- Dooen
- Coordinates: 36°40′S 142°17′E﻿ / ﻿36.667°S 142.283°E
- Country: Australia
- State: Victoria
- LGA: Rural City of Horsham;
- Location: 311 km (193 mi) NW of Melbourne; 9 km (5.6 mi) NW of Horsham;

Government
- • State electorate: Lowan;
- • Federal division: Mallee;

Population
- • Total: 250 (2021 census)
- Postcode: 3401

= Dooen =

Dooen /ˈduən/ is a locality situated in the Wimmera region, Western Victoria, Australia. The Henty Highway between Mildura and Portland passes through the Dooen. At the 2021 census, Dooen had a population of 250.

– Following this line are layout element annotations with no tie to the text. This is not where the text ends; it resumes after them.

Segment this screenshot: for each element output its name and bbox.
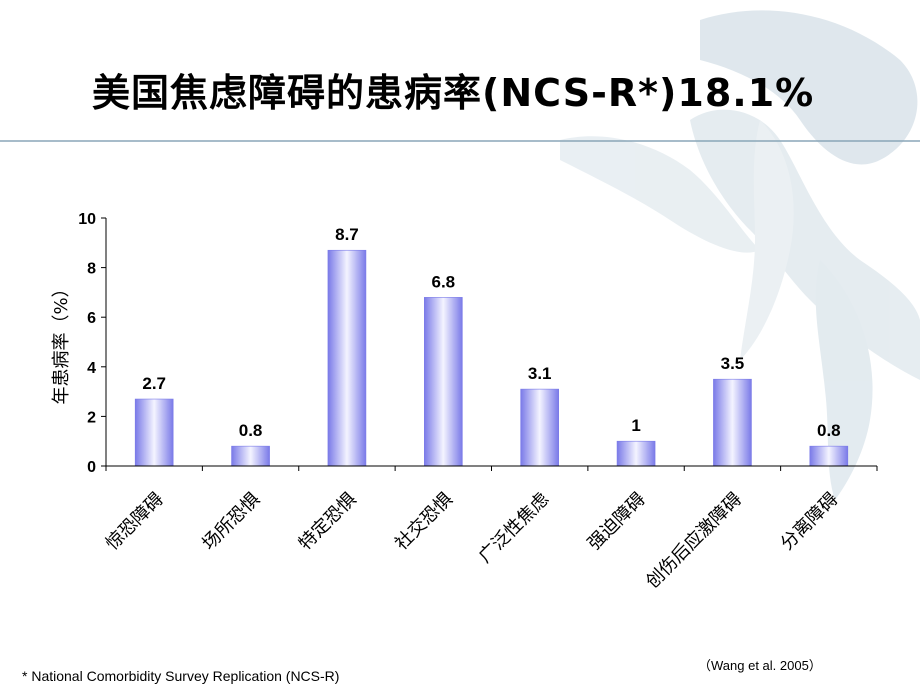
y-axis-title: 年患病率（%） bbox=[51, 279, 72, 404]
bar-6 bbox=[616, 440, 656, 467]
value-label-7: 3.5 bbox=[721, 354, 745, 373]
value-label-6: 1 bbox=[631, 416, 640, 435]
y-tick-label: 6 bbox=[87, 310, 96, 327]
bar-8 bbox=[809, 445, 849, 467]
category-label-7: 创伤后应激障碍 bbox=[642, 489, 746, 593]
value-label-3: 8.7 bbox=[335, 225, 359, 244]
category-label-3: 特定恐惧 bbox=[295, 489, 361, 555]
y-tick-label: 8 bbox=[87, 261, 96, 278]
value-labels: 2.7 0.8 8.7 6.8 3.1 1 3.5 0.8 bbox=[142, 225, 840, 440]
axes bbox=[105, 218, 878, 471]
value-label-1: 2.7 bbox=[142, 374, 166, 393]
y-tick-label: 0 bbox=[87, 459, 96, 476]
bar-2 bbox=[231, 445, 270, 467]
citation: （Wang et al. 2005） bbox=[698, 658, 822, 673]
bar-3 bbox=[327, 249, 367, 467]
category-label-8: 分离障碍 bbox=[777, 489, 843, 555]
bar-1 bbox=[134, 398, 174, 467]
y-axis-ticks: 0 2 4 6 8 10 bbox=[78, 211, 106, 476]
value-label-5: 3.1 bbox=[528, 364, 552, 383]
y-tick-label: 10 bbox=[78, 211, 96, 228]
y-tick-label: 4 bbox=[87, 360, 96, 377]
value-label-8: 0.8 bbox=[817, 421, 841, 440]
value-label-4: 6.8 bbox=[431, 272, 455, 291]
category-label-2: 场所恐惧 bbox=[198, 489, 264, 555]
bar-4 bbox=[424, 297, 463, 467]
y-tick-label: 2 bbox=[87, 409, 96, 426]
bar-7 bbox=[713, 378, 752, 467]
bar-5 bbox=[520, 388, 559, 467]
footnote: * National Comorbidity Survey Replicatio… bbox=[22, 668, 340, 684]
category-label-5: 广泛性焦虑 bbox=[475, 489, 553, 567]
category-label-6: 强迫障碍 bbox=[584, 489, 650, 555]
dancer-watermark bbox=[560, 10, 920, 500]
slide-title: 美国焦虑障碍的患病率(NCS-R*)18.1% bbox=[92, 71, 815, 115]
category-label-1: 惊恐障碍 bbox=[102, 489, 168, 555]
category-label-4: 社交恐惧 bbox=[391, 489, 457, 555]
value-label-2: 0.8 bbox=[239, 421, 263, 440]
bars bbox=[134, 249, 849, 467]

Dooen Post Office opened on 1 September 1877 and closed in 1982.
The Old Dooen pub is one of the few remaining occupied buildings and is popular amongst the agricultural students of Longerenong College. The Dooen School closed in 1994, the Dooen Hall is all that remains on the site.

== Communications ==
The ABC Western Victoria transmitter at Dooen, named 594 3WV, was built in 1936. The mast is 201 metres tall and the transmitter generates 50 kilowatts of power, with only 13 other more powerful broadcast towers in Australia. The lattice work at the top of the mast is 19 metres in diameter.

== Transport ==
The Wimmera Intermodal Freight Terminal ( inland port) opened on the Western standard gauge line at Dooen in August 2012. By 2014 over 700 ISO containers were moving through the terminal each week, on one of nine weekly intermodal trains between Melbourne and Dooen.